Types of Venting Systems:

There are two types of venting systems used for high-efficiency furnaces, including:

  1. Direct Venting System: A direct venting system uses a two-pipe system to draw air from outside for combustion and exhaust gases out through another pipe. This system is ideal for homes with tight building envelopes and high-efficiency furnaces with sealed combustion chambers.
  2. Power Venting System: A power venting system uses a single vent pipe to exhaust gases out of the furnace. The system uses a fan to force the exhaust gases out of the vent pipe. This system is ideal for homes without access to a chimney or homes with long vent runs.

Proper Installation:

Proper installation of a high-efficiency furnace venting system is crucial to ensure that the furnace operates safely and efficiently. Here are some essential factors to consider when installing a high-efficiency furnace venting system:

  1. Venting Material: The venting material should be rated for high-temperature applications and should be approved by the furnace manufacturer.
  2. Venting Size: The venting size should be appropriate for the furnace’s output capacity to ensure proper airflow.
  3. Slope: The venting system should slope towards the furnace to prevent condensation buildup and blockages.
  4. Clearances: The venting system should have proper clearances from combustible materials, such as wood, insulation, and drywall.
  5. Location: The venting system should be installed in a location that provides adequate clearance for service and maintenance.

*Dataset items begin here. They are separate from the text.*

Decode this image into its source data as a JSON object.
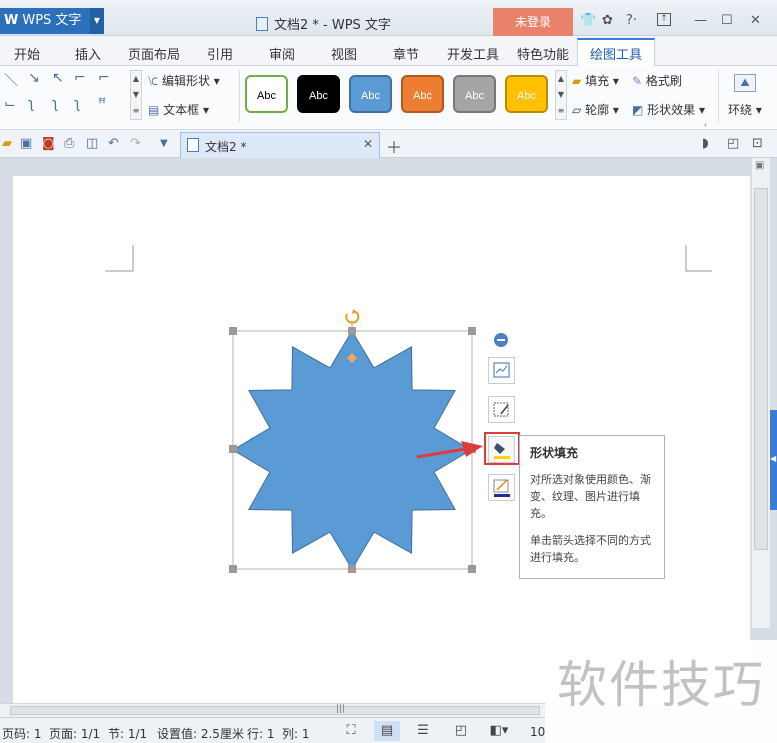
{
  "app": {
    "name": "WPS 文字",
    "doc_title": "文档2 * - WPS 文字",
    "login": "未登录"
  },
  "window_icons": {
    "shirt": "shirt-icon",
    "chat": "chat-icon",
    "help": "?·",
    "restore": "restore-icon",
    "minimize": "—",
    "maximize": "☐",
    "close": "✕"
  },
  "menu": {
    "tabs": [
      "开始",
      "插入",
      "页面布局",
      "引用",
      "审阅",
      "视图",
      "章节",
      "开发工具",
      "特色功能",
      "绘图工具"
    ],
    "active": "绘图工具"
  },
  "ribbon": {
    "edit_shape": "编辑形状",
    "text_box": "文本框",
    "styles": [
      {
        "label": "Abc",
        "bg": "#ffffff",
        "fg": "#000000",
        "border": "#70ad47"
      },
      {
        "label": "Abc",
        "bg": "#000000",
        "fg": "#ffffff",
        "border": "#000000"
      },
      {
        "label": "Abc",
        "bg": "#5b9bd5",
        "fg": "#ffffff",
        "border": "#41719c"
      },
      {
        "label": "Abc",
        "bg": "#ed7d31",
        "fg": "#ffffff",
        "border": "#ae5a21"
      },
      {
        "label": "Abc",
        "bg": "#a5a5a5",
        "fg": "#ffffff",
        "border": "#787878"
      },
      {
        "label": "Abc",
        "bg": "#ffc000",
        "fg": "#ffffff",
        "border": "#bc8c00"
      }
    ],
    "fill": "填充",
    "outline": "轮廓",
    "format_painter": "格式刷",
    "shape_effects": "形状效果",
    "wrap": "环绕"
  },
  "document": {
    "tab_label": "文档2 *"
  },
  "shape": {
    "fill_color": "#5b9bd5"
  },
  "tooltip": {
    "title": "形状填充",
    "body1": "对所选对象使用颜色、渐变、纹理、图片进行填充。",
    "body2": "单击箭头选择不同的方式进行填充。"
  },
  "status": {
    "page_num": "页码: 1",
    "pages": "页面: 1/1",
    "section": "节: 1/1",
    "setting": "设置值: 2.5厘米",
    "row": "行: 1",
    "col": "列: 1",
    "zoom": "10"
  },
  "watermark": "软件技巧"
}
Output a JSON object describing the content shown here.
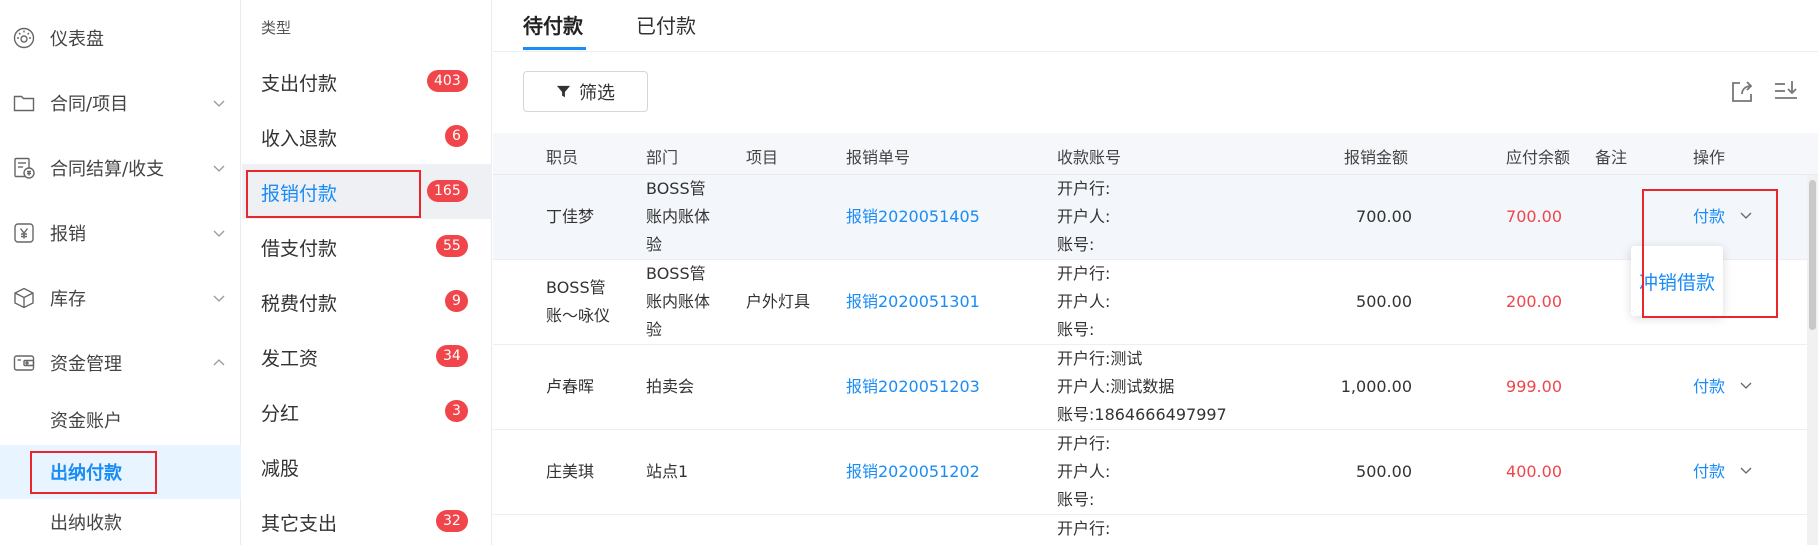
{
  "nav": {
    "items": [
      {
        "label": "仪表盘",
        "icon": "dashboard-icon"
      },
      {
        "label": "合同/项目",
        "icon": "folder-icon"
      },
      {
        "label": "合同结算/收支",
        "icon": "settlement-icon"
      },
      {
        "label": "报销",
        "icon": "yen-icon"
      },
      {
        "label": "库存",
        "icon": "box-icon"
      },
      {
        "label": "资金管理",
        "icon": "wallet-icon"
      }
    ],
    "subitems": [
      {
        "label": "资金账户"
      },
      {
        "label": "出纳付款"
      },
      {
        "label": "出纳收款"
      }
    ]
  },
  "types": {
    "header": "类型",
    "rows": [
      {
        "label": "支出付款",
        "badge": "403"
      },
      {
        "label": "收入退款",
        "badge": "6"
      },
      {
        "label": "报销付款",
        "badge": "165"
      },
      {
        "label": "借支付款",
        "badge": "55"
      },
      {
        "label": "税费付款",
        "badge": "9"
      },
      {
        "label": "发工资",
        "badge": "34"
      },
      {
        "label": "分红",
        "badge": "3"
      },
      {
        "label": "减股",
        "badge": ""
      },
      {
        "label": "其它支出",
        "badge": "32"
      }
    ]
  },
  "tabs": [
    {
      "label": "待付款"
    },
    {
      "label": "已付款"
    }
  ],
  "filter_label": "筛选",
  "table": {
    "headers": [
      "职员",
      "部门",
      "项目",
      "报销单号",
      "收款账号",
      "报销金额",
      "应付余额",
      "备注",
      "操作"
    ],
    "rows": [
      {
        "employee": "丁佳梦",
        "dept": [
          "BOSS管",
          "账内账体",
          "验"
        ],
        "project": "",
        "no": "报销2020051405",
        "acct": [
          "开户行:",
          "开户人:",
          "账号:"
        ],
        "amount": "700.00",
        "balance": "700.00",
        "note": "",
        "op": "付款"
      },
      {
        "employee": [
          "BOSS管",
          "账～咏仪"
        ],
        "dept": [
          "BOSS管",
          "账内账体",
          "验"
        ],
        "project": "户外灯具",
        "no": "报销2020051301",
        "acct": [
          "开户行:",
          "开户人:",
          "账号:"
        ],
        "amount": "500.00",
        "balance": "200.00",
        "note": "",
        "op": ""
      },
      {
        "employee": "卢春晖",
        "dept": [
          "拍卖会"
        ],
        "project": "",
        "no": "报销2020051203",
        "acct": [
          "开户行:测试",
          "开户人:测试数据",
          "账号:1864666497997"
        ],
        "amount": "1,000.00",
        "balance": "999.00",
        "note": "",
        "op": "付款"
      },
      {
        "employee": "庄美琪",
        "dept": [
          "站点1"
        ],
        "project": "",
        "no": "报销2020051202",
        "acct": [
          "开户行:",
          "开户人:",
          "账号:"
        ],
        "amount": "500.00",
        "balance": "400.00",
        "note": "",
        "op": "付款"
      },
      {
        "acct": [
          "开户行:"
        ]
      }
    ]
  },
  "dropdown_item": "冲销借款",
  "colors": {
    "accent": "#1a8cf5",
    "badge": "#f0464b",
    "highlight": "#e8262b"
  }
}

Regular maintenance of the high-efficiency furnace venting system is essential to ensure proper operation and prevent potential hazards. Here are some maintenance tips to follow:

  1. Inspect the venting system regularly for signs of damage, such as cracks or corrosion.
  2. Clear any blockages, such as debris or bird nests, from the venting system.
  3. Keep the area around the furnace and venting system clear of combustible materials.
  4. Have a professional HVAC technician perform annual maintenance on the furnace and venting system.


Q: Can I use my existing chimney for a high-efficiency furnace venting system?

A: It depends on the type of high-efficiency furnace you have. Direct venting systems require a dedicated venting system, while power venting systems can use an existing chimney with proper modifications.

Q: Can I install a high-efficiency furnace venting system myself?

A: No, high-efficiency furnace venting systems require specialized knowledge and skills to install properly. It’s best to hire a licensed HVAC professional to install the venting system.

Q: How often should I have my high-efficiency furnace venting system inspected?

A: It’s recommended to have a professional HVAC technician inspect the venting system annually.


In summary, knowing what you need to know about high-efficiency furnace venting is crucial in maintaining a comfortable and safe home environment. Understanding the different types of venting systems, proper installation, and maintenance requirements will ensure that your high-efficiency furnace operates safely and efficiently. By following these guidelines and having a professional HVAC technician inspect and maintain your furnace, you can enjoy the benefits of a high-efficiency furnace for years to come.